Por su parte, el Consejo de Aragón se redujo a los territorios peninsulares de la Corona de Aragón, así como Mallorca y Cerdeña, mientras que para las posesiones italianas se creo el Consejo de Italia en 1556. El consejo estaba presidido por un vicecanciller, que presidía el consejo, un tesorero, dos regentes por Cataluña, dos por Aragón y dos por Valencia, así como un abogado fiscal y cuatro secretarios. Ya en el siglo XVII se incorporó un regente que representaba a Cerdeña. Los regentes eran naturales de sus respectivos reinos. Como el caso del de Castilla, tenía funciones administrativas, justicia y gracia de los reinos de la Corona de Aragón, por lo que era el tribunal supremo en las Audiencias de Valencia, Mallorca y Cerdeña, y en algunos casos de las de Cataluña y Aragón. También eran letrados en muchos casos, aunque durante el siglo XVII apareció la figura del consejero de capa y espada, que si bien no tenía voto, sí voz. El Consejo contaba con la antigua Cancillería aragonesa, así como su propia tesorería.

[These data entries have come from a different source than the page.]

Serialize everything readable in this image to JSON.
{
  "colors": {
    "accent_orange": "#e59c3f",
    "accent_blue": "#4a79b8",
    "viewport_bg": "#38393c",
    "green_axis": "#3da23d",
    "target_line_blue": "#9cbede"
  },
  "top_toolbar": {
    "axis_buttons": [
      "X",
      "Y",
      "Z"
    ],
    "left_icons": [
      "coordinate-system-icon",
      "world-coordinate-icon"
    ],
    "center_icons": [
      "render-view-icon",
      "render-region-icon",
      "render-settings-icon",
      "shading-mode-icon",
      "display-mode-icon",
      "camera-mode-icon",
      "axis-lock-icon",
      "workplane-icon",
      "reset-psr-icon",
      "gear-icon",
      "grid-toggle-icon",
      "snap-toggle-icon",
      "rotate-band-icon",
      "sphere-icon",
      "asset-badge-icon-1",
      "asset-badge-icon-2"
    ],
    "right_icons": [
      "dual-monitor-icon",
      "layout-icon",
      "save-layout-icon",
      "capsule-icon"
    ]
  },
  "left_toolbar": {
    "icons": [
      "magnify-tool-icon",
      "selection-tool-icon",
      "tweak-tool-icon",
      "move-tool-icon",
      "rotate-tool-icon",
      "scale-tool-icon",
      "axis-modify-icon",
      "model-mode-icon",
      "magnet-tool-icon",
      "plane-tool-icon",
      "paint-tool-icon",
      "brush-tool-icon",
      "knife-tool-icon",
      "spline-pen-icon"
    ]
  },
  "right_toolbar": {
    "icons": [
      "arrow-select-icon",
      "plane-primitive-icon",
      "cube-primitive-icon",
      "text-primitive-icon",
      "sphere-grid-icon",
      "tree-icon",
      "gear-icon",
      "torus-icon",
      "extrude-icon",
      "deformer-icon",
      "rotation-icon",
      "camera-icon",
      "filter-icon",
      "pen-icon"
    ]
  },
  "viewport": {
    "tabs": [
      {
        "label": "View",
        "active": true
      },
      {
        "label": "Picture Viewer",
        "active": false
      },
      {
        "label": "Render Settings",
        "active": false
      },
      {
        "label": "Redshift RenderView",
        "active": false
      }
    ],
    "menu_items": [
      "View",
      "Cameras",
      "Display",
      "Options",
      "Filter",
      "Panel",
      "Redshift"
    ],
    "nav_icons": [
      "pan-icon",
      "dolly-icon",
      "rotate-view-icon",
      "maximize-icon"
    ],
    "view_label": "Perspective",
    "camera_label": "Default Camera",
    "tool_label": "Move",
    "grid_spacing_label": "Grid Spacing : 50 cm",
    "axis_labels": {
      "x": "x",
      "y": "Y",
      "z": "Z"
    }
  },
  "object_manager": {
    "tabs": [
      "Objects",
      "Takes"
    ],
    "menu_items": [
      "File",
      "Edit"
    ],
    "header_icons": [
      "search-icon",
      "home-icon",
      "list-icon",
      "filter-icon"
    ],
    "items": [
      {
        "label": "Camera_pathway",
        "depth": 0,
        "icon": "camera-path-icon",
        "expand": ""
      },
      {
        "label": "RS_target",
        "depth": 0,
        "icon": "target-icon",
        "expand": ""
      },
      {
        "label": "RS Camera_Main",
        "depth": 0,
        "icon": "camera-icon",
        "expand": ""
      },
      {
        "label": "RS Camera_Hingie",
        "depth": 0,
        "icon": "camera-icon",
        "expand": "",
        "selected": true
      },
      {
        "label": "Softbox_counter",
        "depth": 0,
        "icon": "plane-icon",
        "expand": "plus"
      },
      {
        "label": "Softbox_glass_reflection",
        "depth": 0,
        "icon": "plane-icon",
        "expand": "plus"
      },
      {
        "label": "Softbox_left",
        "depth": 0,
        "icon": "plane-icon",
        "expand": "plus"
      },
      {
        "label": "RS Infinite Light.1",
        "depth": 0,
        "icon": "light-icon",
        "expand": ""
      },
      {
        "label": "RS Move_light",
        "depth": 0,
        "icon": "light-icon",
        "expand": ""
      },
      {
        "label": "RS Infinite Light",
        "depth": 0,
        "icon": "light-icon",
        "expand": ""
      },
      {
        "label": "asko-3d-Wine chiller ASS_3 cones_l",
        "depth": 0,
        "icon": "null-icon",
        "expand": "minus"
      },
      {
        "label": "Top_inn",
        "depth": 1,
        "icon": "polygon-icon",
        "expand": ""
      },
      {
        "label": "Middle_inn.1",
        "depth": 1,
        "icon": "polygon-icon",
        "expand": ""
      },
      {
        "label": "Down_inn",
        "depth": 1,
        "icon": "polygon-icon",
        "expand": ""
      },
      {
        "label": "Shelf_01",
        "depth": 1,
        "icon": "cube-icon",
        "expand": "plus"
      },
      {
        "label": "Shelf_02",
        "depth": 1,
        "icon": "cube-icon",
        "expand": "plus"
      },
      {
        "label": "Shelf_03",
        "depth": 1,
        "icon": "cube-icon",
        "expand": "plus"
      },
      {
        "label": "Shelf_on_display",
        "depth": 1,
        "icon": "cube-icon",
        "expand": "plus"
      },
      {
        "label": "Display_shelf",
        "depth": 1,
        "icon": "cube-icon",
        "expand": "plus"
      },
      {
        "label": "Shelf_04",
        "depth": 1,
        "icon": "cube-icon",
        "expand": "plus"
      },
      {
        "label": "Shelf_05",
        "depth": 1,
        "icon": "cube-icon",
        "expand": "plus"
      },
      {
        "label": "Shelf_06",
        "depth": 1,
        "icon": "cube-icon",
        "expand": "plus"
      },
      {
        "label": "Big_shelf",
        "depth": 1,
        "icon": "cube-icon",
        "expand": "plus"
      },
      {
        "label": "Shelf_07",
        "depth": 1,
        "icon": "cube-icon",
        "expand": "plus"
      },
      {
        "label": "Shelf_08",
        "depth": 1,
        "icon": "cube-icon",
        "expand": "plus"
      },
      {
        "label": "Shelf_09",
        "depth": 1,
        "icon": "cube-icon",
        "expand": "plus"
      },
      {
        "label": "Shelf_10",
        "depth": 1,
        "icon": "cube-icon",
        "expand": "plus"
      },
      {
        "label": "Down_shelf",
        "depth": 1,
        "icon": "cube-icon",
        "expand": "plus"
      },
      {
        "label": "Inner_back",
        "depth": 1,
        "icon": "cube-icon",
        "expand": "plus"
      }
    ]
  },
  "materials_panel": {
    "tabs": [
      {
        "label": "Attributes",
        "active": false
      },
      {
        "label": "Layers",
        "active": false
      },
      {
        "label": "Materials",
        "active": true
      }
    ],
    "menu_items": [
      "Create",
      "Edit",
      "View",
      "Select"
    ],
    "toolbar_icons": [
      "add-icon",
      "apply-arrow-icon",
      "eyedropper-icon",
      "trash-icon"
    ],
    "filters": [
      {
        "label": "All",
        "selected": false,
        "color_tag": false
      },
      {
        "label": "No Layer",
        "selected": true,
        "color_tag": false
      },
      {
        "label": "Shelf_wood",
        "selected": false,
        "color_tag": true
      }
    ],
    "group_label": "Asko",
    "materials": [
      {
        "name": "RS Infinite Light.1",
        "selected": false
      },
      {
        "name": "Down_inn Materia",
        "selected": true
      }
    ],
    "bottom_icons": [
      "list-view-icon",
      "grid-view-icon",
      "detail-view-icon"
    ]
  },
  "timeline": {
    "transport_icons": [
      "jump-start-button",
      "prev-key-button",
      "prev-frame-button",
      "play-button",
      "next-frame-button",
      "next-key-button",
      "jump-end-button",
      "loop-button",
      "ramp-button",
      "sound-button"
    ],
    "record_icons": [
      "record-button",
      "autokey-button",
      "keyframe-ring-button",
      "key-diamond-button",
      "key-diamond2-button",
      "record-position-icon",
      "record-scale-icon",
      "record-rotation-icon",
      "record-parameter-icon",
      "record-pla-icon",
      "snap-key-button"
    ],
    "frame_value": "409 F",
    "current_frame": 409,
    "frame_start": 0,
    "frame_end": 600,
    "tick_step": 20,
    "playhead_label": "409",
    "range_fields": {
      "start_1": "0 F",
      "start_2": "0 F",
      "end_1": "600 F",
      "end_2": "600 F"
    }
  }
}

El Consejo de Aragón fue visto siempre con recelo desde una doble óptica. En la Corte castellana parecía representar a un bando antiguamente conocido en aquellos lares: aquel que habían iniciado los conspicuos infantes de Aragón. Para Aragón, el Consejo representaba sin duda el autoritarismo regio, más cuando su presidencia fue ocupada en muchos casos por personajes castellanos.

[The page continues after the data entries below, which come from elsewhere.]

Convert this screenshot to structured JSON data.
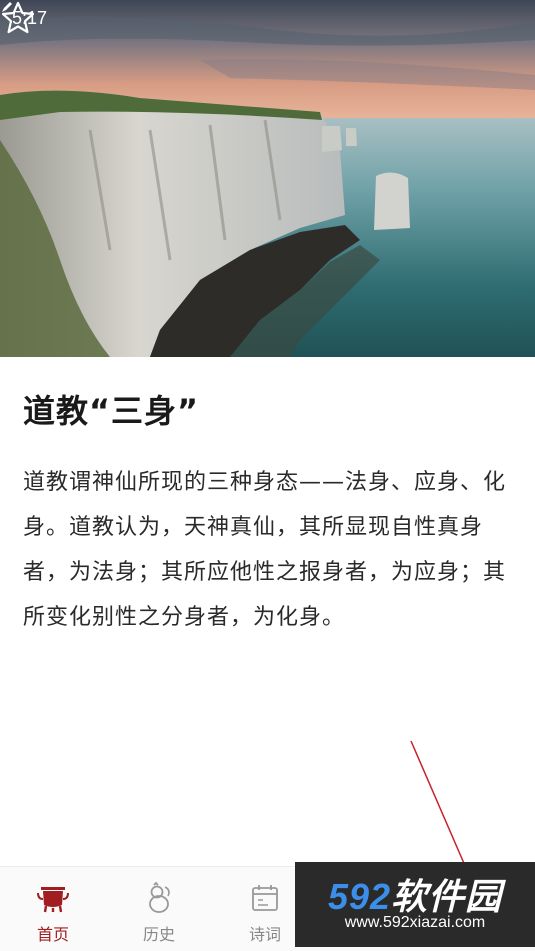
{
  "status_bar": {
    "time": "5:17",
    "notification_icon": "pen-icon"
  },
  "hero": {
    "image_description_icon": "seascape-cliff-image",
    "favorite_icon": "star-outline-icon"
  },
  "article": {
    "title": "道教“三身”",
    "body": "道教谓神仙所现的三种身态——法身、应身、化身。道教认为，天神真仙，其所显现自性真身者，为法身；其所应他性之报身者，为应身；其所变化别性之分身者，为化身。"
  },
  "bottom_nav": {
    "items": [
      {
        "label": "首页",
        "icon": "cauldron-icon",
        "active": true
      },
      {
        "label": "历史",
        "icon": "gourd-icon",
        "active": false
      },
      {
        "label": "诗词",
        "icon": "calendar-icon",
        "active": false
      }
    ]
  },
  "watermark": {
    "brand_num": "592",
    "brand_cn": "软件园",
    "url": "www.592xiazai.com"
  },
  "colors": {
    "accent": "#a01d22",
    "inactive": "#888888",
    "watermark_blue": "#3b8fe8"
  }
}
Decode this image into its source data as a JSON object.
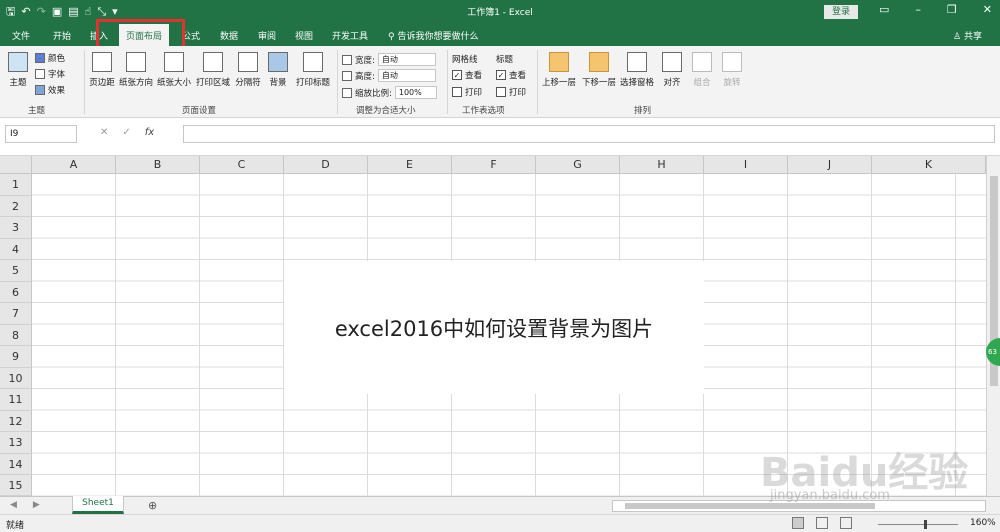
{
  "titlebar": {
    "title": "工作簿1 - Excel",
    "login": "登录",
    "qat_icons": [
      "save-icon",
      "undo-icon",
      "redo-icon",
      "copy-icon",
      "preview-icon",
      "touch-icon",
      "sort-icon",
      "customize-icon"
    ]
  },
  "tabs": [
    "文件",
    "开始",
    "插入",
    "页面布局",
    "公式",
    "数据",
    "审阅",
    "视图",
    "开发工具"
  ],
  "active_tab": "页面布局",
  "tellme": "告诉我你想要做什么",
  "share": "共享",
  "ribbon": {
    "themes": {
      "main": "主题",
      "colors": "颜色",
      "fonts": "字体",
      "effects": "效果",
      "group": "主题"
    },
    "page_setup": {
      "margins": "页边距",
      "orientation": "纸张方向",
      "size": "纸张大小",
      "print_area": "打印区域",
      "breaks": "分隔符",
      "background": "背景",
      "print_titles": "打印标题",
      "group": "页面设置"
    },
    "scale": {
      "width_label": "宽度:",
      "width_value": "自动",
      "height_label": "高度:",
      "height_value": "自动",
      "scale_label": "缩放比例:",
      "scale_value": "100%",
      "group": "调整为合适大小"
    },
    "sheet_options": {
      "gridlines": "网格线",
      "headings": "标题",
      "view": "查看",
      "print": "打印",
      "group": "工作表选项"
    },
    "arrange": {
      "bring_forward": "上移一层",
      "send_backward": "下移一层",
      "selection_pane": "选择窗格",
      "align": "对齐",
      "group_btn": "组合",
      "rotate": "旋转",
      "group": "排列"
    }
  },
  "namebox": "I9",
  "columns": [
    "A",
    "B",
    "C",
    "D",
    "E",
    "F",
    "G",
    "H",
    "I",
    "J",
    "K"
  ],
  "rows": [
    "1",
    "2",
    "3",
    "4",
    "5",
    "6",
    "7",
    "8",
    "9",
    "10",
    "11",
    "12",
    "13",
    "14",
    "15"
  ],
  "overlay_text": "excel2016中如何设置背景为图片",
  "sheet_tab": "Sheet1",
  "status": "就绪",
  "zoom": "160%",
  "watermark": "Baidu经验",
  "watermark_url": "jingyan.baidu.com",
  "badge": "63"
}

El Consejo de Italia se fundó 1556 para los territorios de Nápoles, Sicilia y el ducado de Milán. Seguía una estructura similar al de Aragón, en concreto en lo referente a la procedencia de los dos consejeros de cada uno de los reinos o territorios, aunque en este caso uno de ellos era natural de la península, pero habiendo ocupado importantes cargos en alguno de aquellos reinos.

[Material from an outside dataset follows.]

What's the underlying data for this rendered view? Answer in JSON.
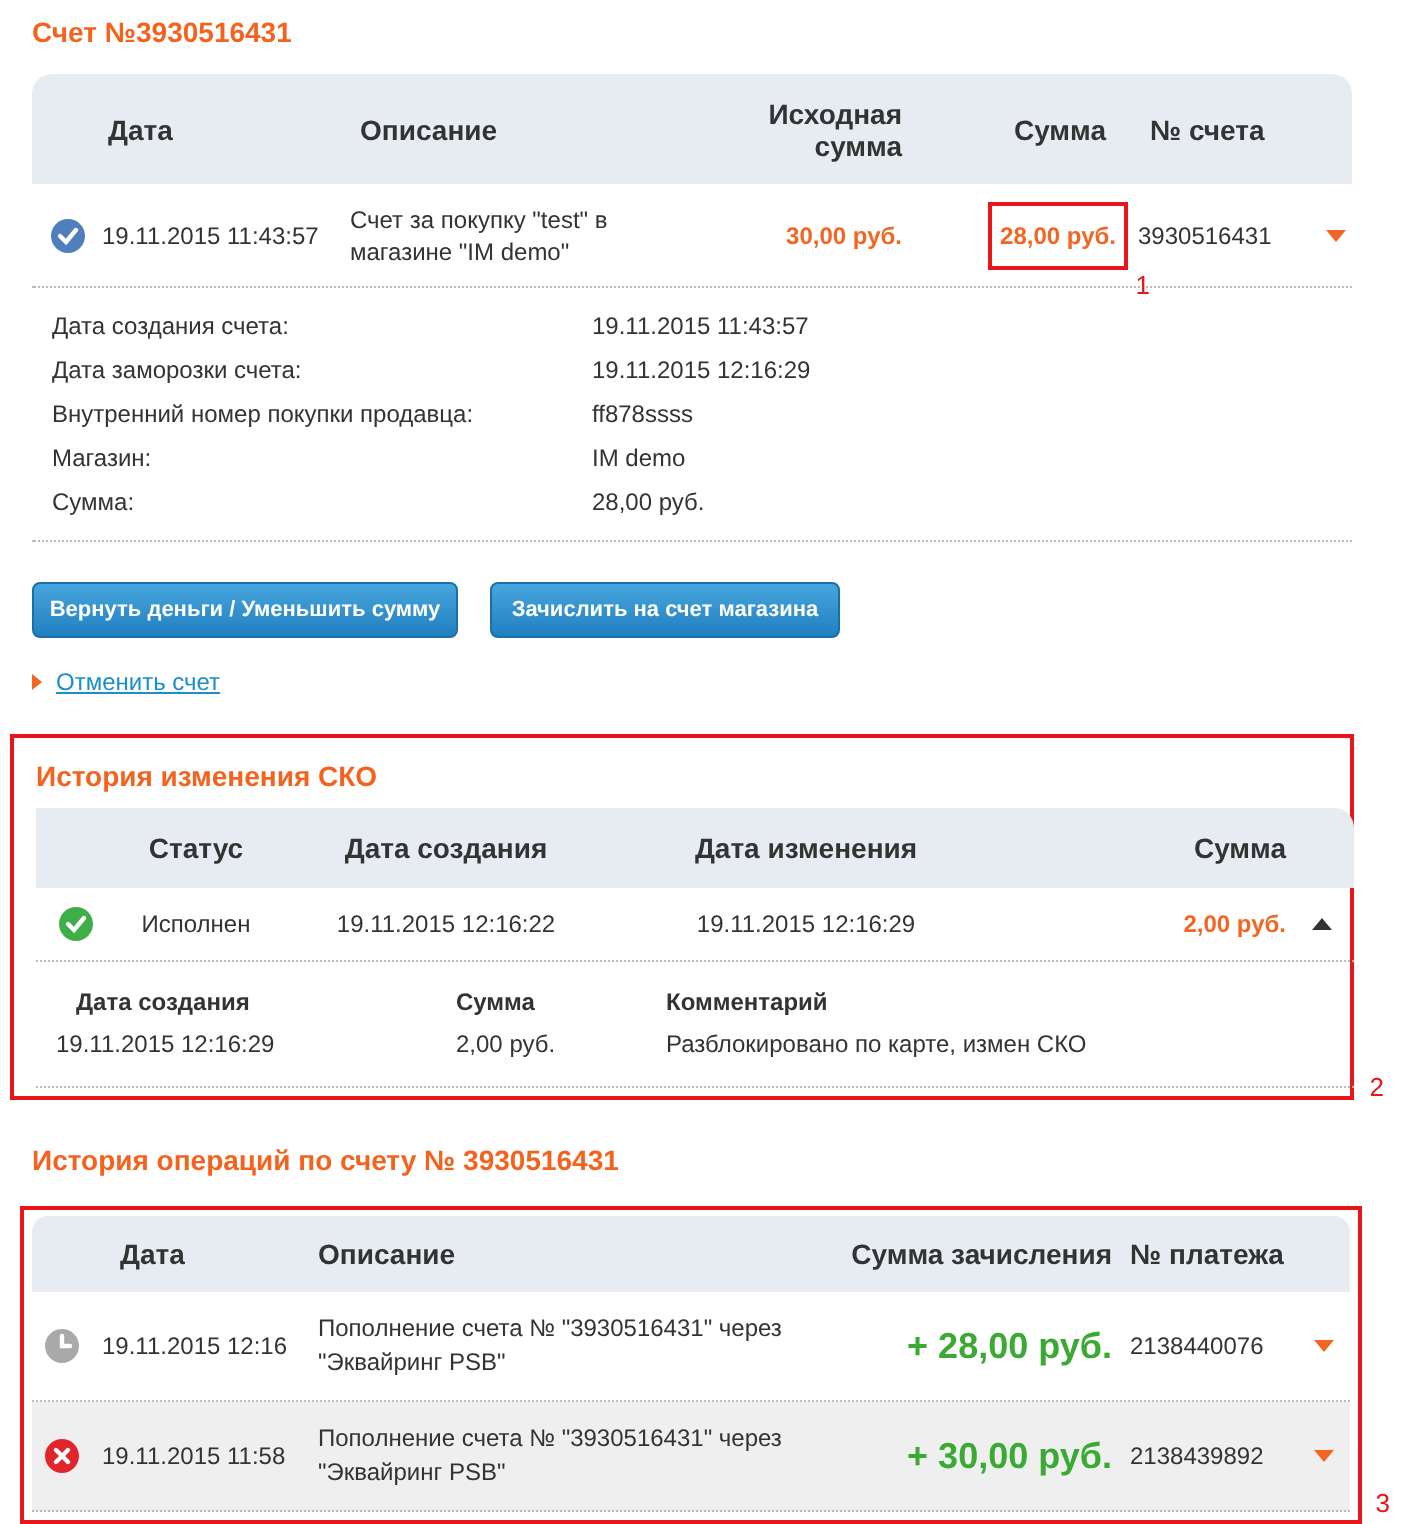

En 1515, tres años después de que Fernando el Católico conquistara Navarra, se instituyó el Consejo de Navarra, que al igual que los anteriores, procedía del antiguo Consejo Real. Fue el único de los Consejos que no residía en la Corte, pero también en gran medida subordinado al Consejo de Castilla. En cualquier caso, no se puede decir que fuera inoperante, pues junto con el virrey se llevó a cabo una amplia legislación y parece que el resto de consejos continuamente estuvieron pidiendo consejos sobre Navarra; igualmente, era el órgano de consejo del virrey.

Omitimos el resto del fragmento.